The trial, which enrolled 12 patients at a single site in Beijing, China, and compared the drug against a sham control, revealed clinically meaningful gains in functional vision:

• Visual Acuity: As many as 83% of treated patients achieved a  ≥0.3 logarithm of the minimum angle of resolution (LogMAR) improvement in best-corrected visual acuity (BCVA) at 36 weeks.

• Magnitude of Gain: The mean gain in BCVA was $0.59$ LogMAR, which is equivalent to an improvement of approximately 30 early treatment diabetic retinopathy study (ETDRS) letters.

• Functional Vision: Patients reported significant improvements in multi-luminance mobility testing, which includes low-light navigation. Importantly, patients saw a recovery of real-world navigation ability and, for the first time in an optogenetic therapy, a restoration of colour vision.

• Durability and Safety: The company reported that the durability of the improvement has been sustained at the 52-week follow-up after just a single dose of ZM-02. Furthermore, the therapy showed a robust safety profile with no drug-related serious adverse events (SAEs) or dose-limiting toxicities (DLTs).

Zhongmou’s chief strategy officer, Dr. Zhenghong Gao, emphasized the broader impact of the data, stating: “The ZM-02 FIH data underscore how optogenetics is shifting the treatment landscape for patients with advanced retinal degeneration and generating meaningful clinical enthusiasm across the field.”

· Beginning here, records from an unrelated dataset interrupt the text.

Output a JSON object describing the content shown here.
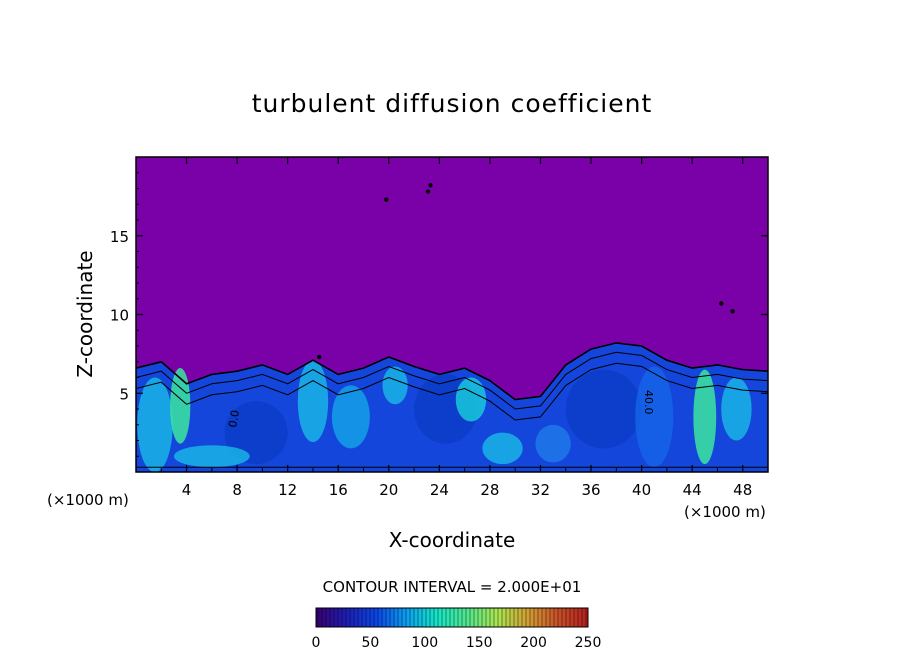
{
  "chart_data": {
    "type": "heatmap",
    "title": "turbulent diffusion coefficient",
    "xlabel": "X-coordinate",
    "ylabel": "Z-coordinate",
    "x_unit_left": "(×1000 m)",
    "x_unit_right": "(×1000 m)",
    "xlim": [
      0,
      50
    ],
    "ylim": [
      0,
      20
    ],
    "x_ticks": [
      "4",
      "8",
      "12",
      "16",
      "20",
      "24",
      "28",
      "32",
      "36",
      "40",
      "44",
      "48"
    ],
    "y_ticks": [
      "5",
      "10",
      "15"
    ],
    "x_tick_values": [
      4,
      8,
      12,
      16,
      20,
      24,
      28,
      32,
      36,
      40,
      44,
      48
    ],
    "y_tick_values": [
      5,
      10,
      15
    ],
    "background_color": "#7a00a8",
    "contour_interval_text": "CONTOUR INTERVAL = 2.000E+01",
    "contour_labels": [
      "0.0",
      "40.0"
    ],
    "colorbar": {
      "min": 0,
      "max": 250,
      "ticks": [
        "0",
        "50",
        "100",
        "150",
        "200",
        "250"
      ],
      "tick_values": [
        0,
        50,
        100,
        150,
        200,
        250
      ],
      "colors": [
        "#3a0070",
        "#1e1eb4",
        "#0a46e6",
        "#0aa0f0",
        "#14e6c8",
        "#50e68c",
        "#aae650",
        "#d2a032",
        "#c85028",
        "#b41e1e"
      ]
    },
    "turbulent_layer_top": [
      [
        0,
        6.6
      ],
      [
        2,
        7.0
      ],
      [
        4,
        5.6
      ],
      [
        6,
        6.2
      ],
      [
        8,
        6.4
      ],
      [
        10,
        6.8
      ],
      [
        12,
        6.2
      ],
      [
        14,
        7.1
      ],
      [
        16,
        6.2
      ],
      [
        18,
        6.6
      ],
      [
        20,
        7.3
      ],
      [
        22,
        6.7
      ],
      [
        24,
        6.2
      ],
      [
        26,
        6.6
      ],
      [
        28,
        5.8
      ],
      [
        30,
        4.6
      ],
      [
        32,
        4.8
      ],
      [
        34,
        6.8
      ],
      [
        36,
        7.8
      ],
      [
        38,
        8.2
      ],
      [
        40,
        8.0
      ],
      [
        42,
        7.1
      ],
      [
        44,
        6.6
      ],
      [
        46,
        6.8
      ],
      [
        48,
        6.5
      ],
      [
        50,
        6.4
      ]
    ]
  }
}
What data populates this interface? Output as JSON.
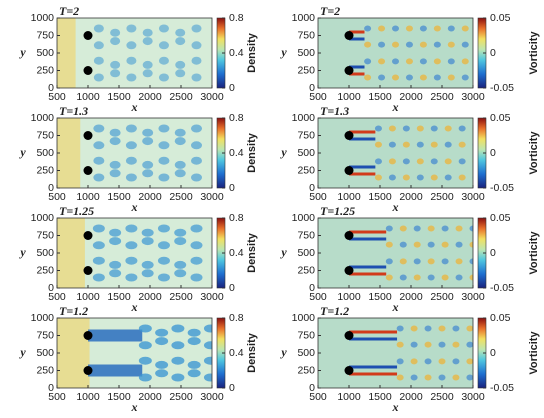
{
  "chart_data": [
    {
      "type": "heatmap",
      "title": "T=2",
      "xlabel": "x",
      "ylabel": "y",
      "colorbar_label": "Density",
      "field": "density",
      "xlim": [
        500,
        3000
      ],
      "xticks": [
        500,
        1000,
        1500,
        2000,
        2500,
        3000
      ],
      "ylim": [
        0,
        1000
      ],
      "yticks": [
        0,
        250,
        500,
        750,
        1000
      ],
      "clim": [
        0,
        0.8
      ],
      "cticks": [
        0,
        0.4,
        0.8
      ],
      "cylinders": {
        "x": [
          1000,
          1000
        ],
        "y": [
          750,
          250
        ]
      }
    },
    {
      "type": "heatmap",
      "title": "T=2",
      "xlabel": "x",
      "ylabel": "y",
      "colorbar_label": "Vorticity",
      "field": "vorticity",
      "xlim": [
        500,
        3000
      ],
      "xticks": [
        500,
        1000,
        1500,
        2000,
        2500,
        3000
      ],
      "ylim": [
        0,
        1000
      ],
      "yticks": [
        0,
        250,
        500,
        750,
        1000
      ],
      "clim": [
        -0.05,
        0.05
      ],
      "cticks": [
        -0.05,
        0,
        0.05
      ],
      "cylinders": {
        "x": [
          1000,
          1000
        ],
        "y": [
          750,
          250
        ]
      }
    },
    {
      "type": "heatmap",
      "title": "T=1.3",
      "xlabel": "x",
      "ylabel": "y",
      "colorbar_label": "Density",
      "field": "density",
      "xlim": [
        500,
        3000
      ],
      "xticks": [
        500,
        1000,
        1500,
        2000,
        2500,
        3000
      ],
      "ylim": [
        0,
        1000
      ],
      "yticks": [
        0,
        250,
        500,
        750,
        1000
      ],
      "clim": [
        0,
        0.8
      ],
      "cticks": [
        0,
        0.4,
        0.8
      ],
      "cylinders": {
        "x": [
          1000,
          1000
        ],
        "y": [
          750,
          250
        ]
      }
    },
    {
      "type": "heatmap",
      "title": "T=1.3",
      "xlabel": "x",
      "ylabel": "y",
      "colorbar_label": "Vorticity",
      "field": "vorticity",
      "xlim": [
        500,
        3000
      ],
      "xticks": [
        500,
        1000,
        1500,
        2000,
        2500,
        3000
      ],
      "ylim": [
        0,
        1000
      ],
      "yticks": [
        0,
        250,
        500,
        750,
        1000
      ],
      "clim": [
        -0.05,
        0.05
      ],
      "cticks": [
        -0.05,
        0,
        0.05
      ],
      "cylinders": {
        "x": [
          1000,
          1000
        ],
        "y": [
          750,
          250
        ]
      }
    },
    {
      "type": "heatmap",
      "title": "T=1.25",
      "xlabel": "x",
      "ylabel": "y",
      "colorbar_label": "Density",
      "field": "density",
      "xlim": [
        500,
        3000
      ],
      "xticks": [
        500,
        1000,
        1500,
        2000,
        2500,
        3000
      ],
      "ylim": [
        0,
        1000
      ],
      "yticks": [
        0,
        250,
        500,
        750,
        1000
      ],
      "clim": [
        0,
        0.8
      ],
      "cticks": [
        0,
        0.4,
        0.8
      ],
      "cylinders": {
        "x": [
          1000,
          1000
        ],
        "y": [
          750,
          250
        ]
      }
    },
    {
      "type": "heatmap",
      "title": "T=1.25",
      "xlabel": "x",
      "ylabel": "y",
      "colorbar_label": "Vorticity",
      "field": "vorticity",
      "xlim": [
        500,
        3000
      ],
      "xticks": [
        500,
        1000,
        1500,
        2000,
        2500,
        3000
      ],
      "ylim": [
        0,
        1000
      ],
      "yticks": [
        0,
        250,
        500,
        750,
        1000
      ],
      "clim": [
        -0.05,
        0.05
      ],
      "cticks": [
        -0.05,
        0,
        0.05
      ],
      "cylinders": {
        "x": [
          1000,
          1000
        ],
        "y": [
          750,
          250
        ]
      }
    },
    {
      "type": "heatmap",
      "title": "T=1.2",
      "xlabel": "x",
      "ylabel": "y",
      "colorbar_label": "Density",
      "field": "density",
      "xlim": [
        500,
        3000
      ],
      "xticks": [
        500,
        1000,
        1500,
        2000,
        2500,
        3000
      ],
      "ylim": [
        0,
        1000
      ],
      "yticks": [
        0,
        250,
        500,
        750,
        1000
      ],
      "clim": [
        0,
        0.8
      ],
      "cticks": [
        0,
        0.4,
        0.8
      ],
      "cylinders": {
        "x": [
          1000,
          1000
        ],
        "y": [
          750,
          250
        ]
      }
    },
    {
      "type": "heatmap",
      "title": "T=1.2",
      "xlabel": "x",
      "ylabel": "y",
      "colorbar_label": "Vorticity",
      "field": "vorticity",
      "xlim": [
        500,
        3000
      ],
      "xticks": [
        500,
        1000,
        1500,
        2000,
        2500,
        3000
      ],
      "ylim": [
        0,
        1000
      ],
      "yticks": [
        0,
        250,
        500,
        750,
        1000
      ],
      "clim": [
        -0.05,
        0.05
      ],
      "cticks": [
        -0.05,
        0,
        0.05
      ],
      "cylinders": {
        "x": [
          1000,
          1000
        ],
        "y": [
          750,
          250
        ]
      }
    }
  ]
}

The Mechanism: Optogenetics and AAV Delivery

ZM-02 is an adeno-associated virus (AAV) vector-based gene therapy. It works using optogenetics, a mutation-agnostic approach that delivers a light-sensitive protein gene via injection into the eye. This light-sensitive protein is expressed in the remaining inner retinal cells, essentially turning them into new photoreceptors to bypass the degenerated cells.

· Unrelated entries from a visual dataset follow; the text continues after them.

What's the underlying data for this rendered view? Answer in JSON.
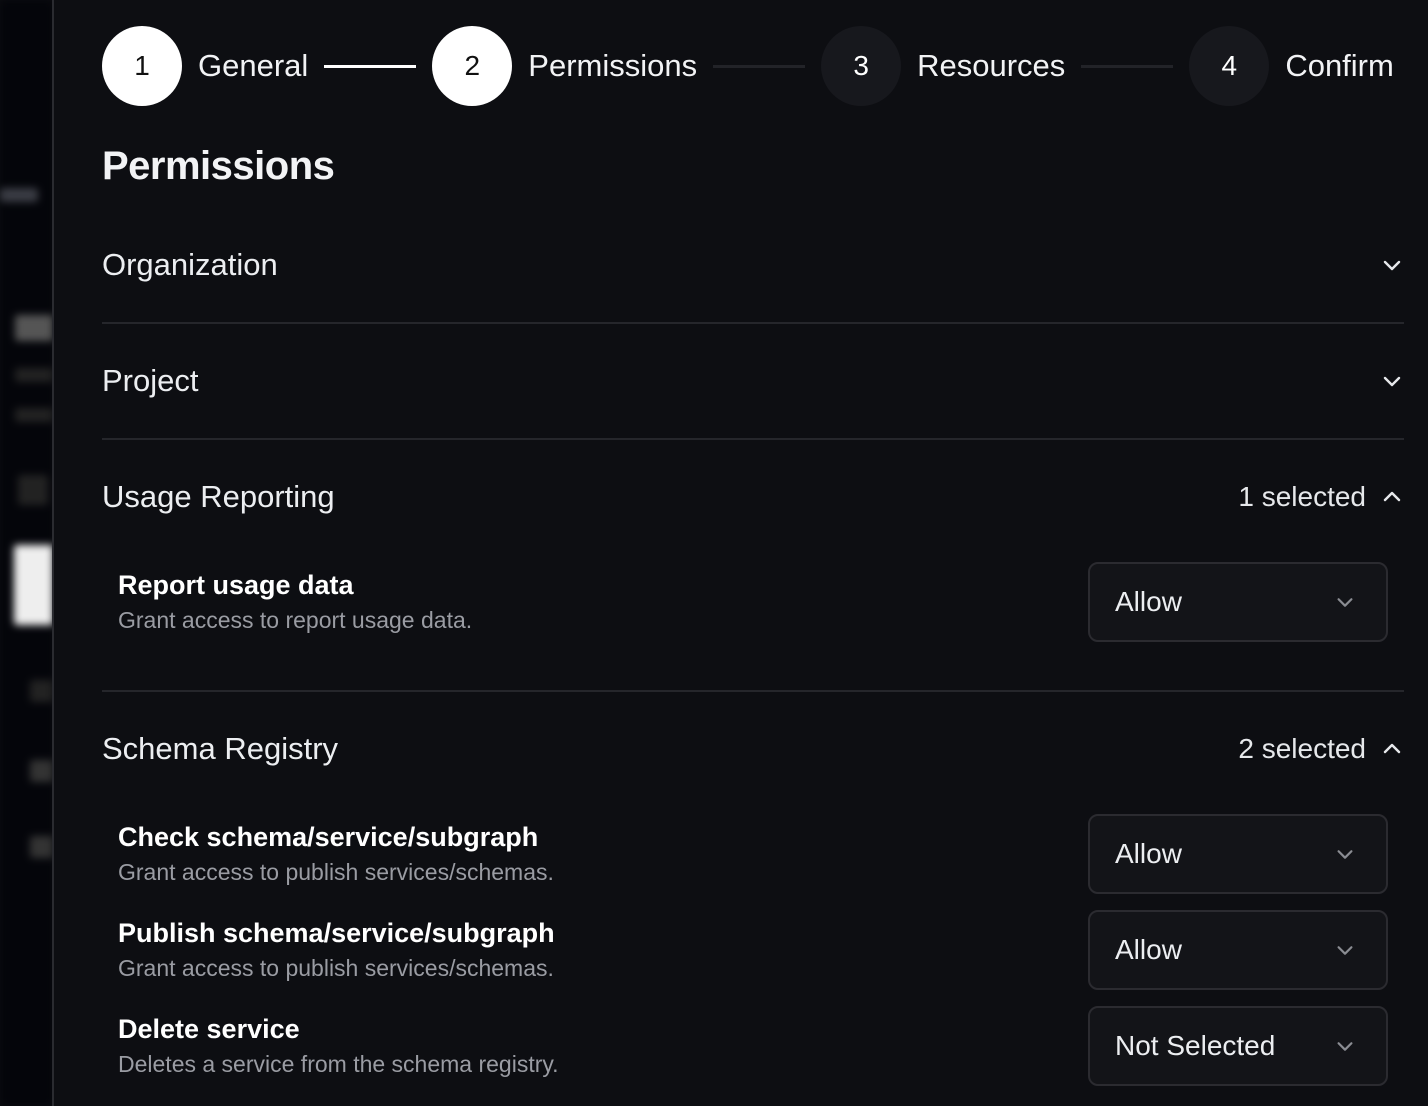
{
  "stepper": [
    {
      "number": "1",
      "label": "General",
      "state": "complete"
    },
    {
      "number": "2",
      "label": "Permissions",
      "state": "current"
    },
    {
      "number": "3",
      "label": "Resources",
      "state": "upcoming"
    },
    {
      "number": "4",
      "label": "Confirm",
      "state": "upcoming"
    }
  ],
  "page_title": "Permissions",
  "sections": [
    {
      "title": "Organization",
      "expanded": false,
      "selected_text": "",
      "items": []
    },
    {
      "title": "Project",
      "expanded": false,
      "selected_text": "",
      "items": []
    },
    {
      "title": "Usage Reporting",
      "expanded": true,
      "selected_text": "1 selected",
      "items": [
        {
          "title": "Report usage data",
          "description": "Grant access to report usage data.",
          "value": "Allow"
        }
      ]
    },
    {
      "title": "Schema Registry",
      "expanded": true,
      "selected_text": "2 selected",
      "items": [
        {
          "title": "Check schema/service/subgraph",
          "description": "Grant access to publish services/schemas.",
          "value": "Allow"
        },
        {
          "title": "Publish schema/service/subgraph",
          "description": "Grant access to publish services/schemas.",
          "value": "Allow"
        },
        {
          "title": "Delete service",
          "description": "Deletes a service from the schema registry.",
          "value": "Not Selected"
        }
      ]
    }
  ],
  "colors": {
    "background": "#0d0e12",
    "step_complete": "#ffffff",
    "step_upcoming": "#17181d",
    "divider": "#25262b"
  }
}
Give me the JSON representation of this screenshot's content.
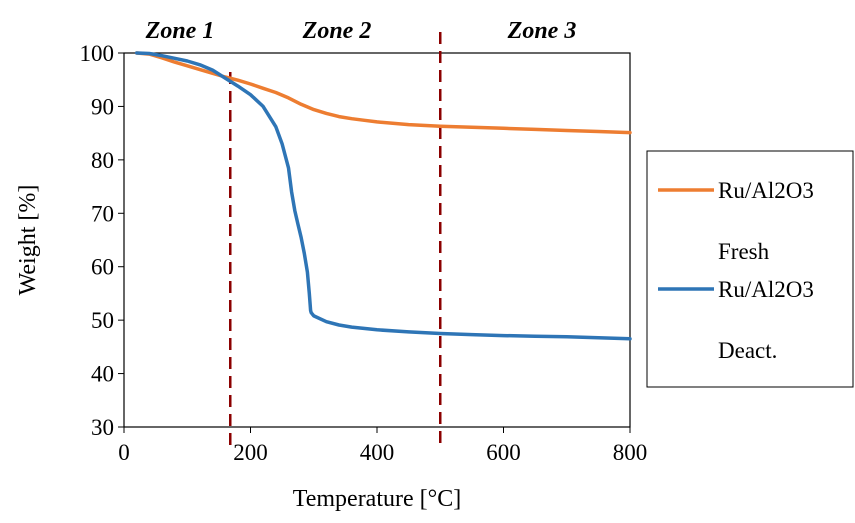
{
  "chart_data": {
    "type": "line",
    "xlabel": "Temperature [°C]",
    "ylabel": "Weight [%]",
    "xlim": [
      0,
      800
    ],
    "ylim": [
      30,
      100
    ],
    "xticks": [
      0,
      200,
      400,
      600,
      800
    ],
    "yticks": [
      30,
      40,
      50,
      60,
      70,
      80,
      90,
      100
    ],
    "grid": false,
    "legend_position": "right",
    "zones": [
      "Zone 1",
      "Zone 2",
      "Zone 3"
    ],
    "zone_boundaries": [
      168,
      500
    ],
    "zone_line_color": "#8B0000",
    "series": [
      {
        "name": "Ru/Al2O3 Fresh",
        "legend_lines": [
          "Ru/Al2O3",
          "Fresh"
        ],
        "color": "#ED7D31",
        "x": [
          20,
          40,
          60,
          80,
          100,
          120,
          140,
          160,
          180,
          200,
          220,
          240,
          260,
          280,
          300,
          320,
          340,
          360,
          380,
          400,
          450,
          500,
          550,
          600,
          650,
          700,
          750,
          800
        ],
        "y": [
          100,
          99.8,
          99.1,
          98.3,
          97.6,
          96.9,
          96.2,
          95.5,
          94.9,
          94.2,
          93.4,
          92.6,
          91.6,
          90.4,
          89.4,
          88.7,
          88.1,
          87.7,
          87.4,
          87.1,
          86.6,
          86.3,
          86.1,
          85.9,
          85.7,
          85.5,
          85.3,
          85.1
        ]
      },
      {
        "name": "Ru/Al2O3 Deact.",
        "legend_lines": [
          "Ru/Al2O3",
          "Deact."
        ],
        "color": "#2E75B6",
        "x": [
          20,
          40,
          60,
          80,
          100,
          120,
          140,
          160,
          180,
          200,
          220,
          240,
          250,
          260,
          265,
          270,
          275,
          280,
          285,
          290,
          293,
          295,
          296,
          300,
          320,
          340,
          360,
          400,
          450,
          500,
          550,
          600,
          650,
          700,
          750,
          800
        ],
        "y": [
          100,
          99.9,
          99.5,
          99.0,
          98.5,
          97.8,
          96.8,
          95.3,
          93.8,
          92.2,
          90.0,
          86.2,
          83.0,
          78.5,
          74.0,
          70.5,
          68.0,
          65.5,
          62.5,
          59.0,
          55.0,
          51.8,
          51.4,
          50.8,
          49.7,
          49.1,
          48.7,
          48.2,
          47.8,
          47.5,
          47.3,
          47.1,
          47.0,
          46.9,
          46.7,
          46.5
        ]
      }
    ]
  }
}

Retinitis Pigmentosa: A High Unmet Need

RP comprises a cluster of uncommon eye conditions that cause progressive degeneration of the retina, ultimately leading to severe vision loss and blindness.

The current treatment landscape for RP remains limited. The only approved drug is Roche’s AAV gene therapy, Luxturna (voretigene neparvovec), which is only indicated for a specific, rare genetic mutation.

• Prevalence: A report by GlobalData predicts that the number of diagnosed prevalent cases of RP will reach 1,088,269 in 2029 across the 16 major pharmaceutical markets.

• Pipeline Activity: While the market is currently sparse, several other gene therapies are in the pipeline, including Ocugen’s OCU400 in a Phase III trial and Beacon Therapeutics’ laru-zova, which received a Regenerative Medicine Advanced Therapy (RMAT) designation from the US FDA in January 2025.

• Setbacks: The high-risk nature of the field was highlighted by Johnson and Johnson (J&J), whose acquired drug, botaretigene sparoparvovec, failed to meet its primary endpoint in a Phase III trial.

Despite the challenges, a number of drugs—as many as 34 candidates—are currently in trials for RP, with 22 of those in Phase II studies, showcasing the industry’s focus on this underserved patient population.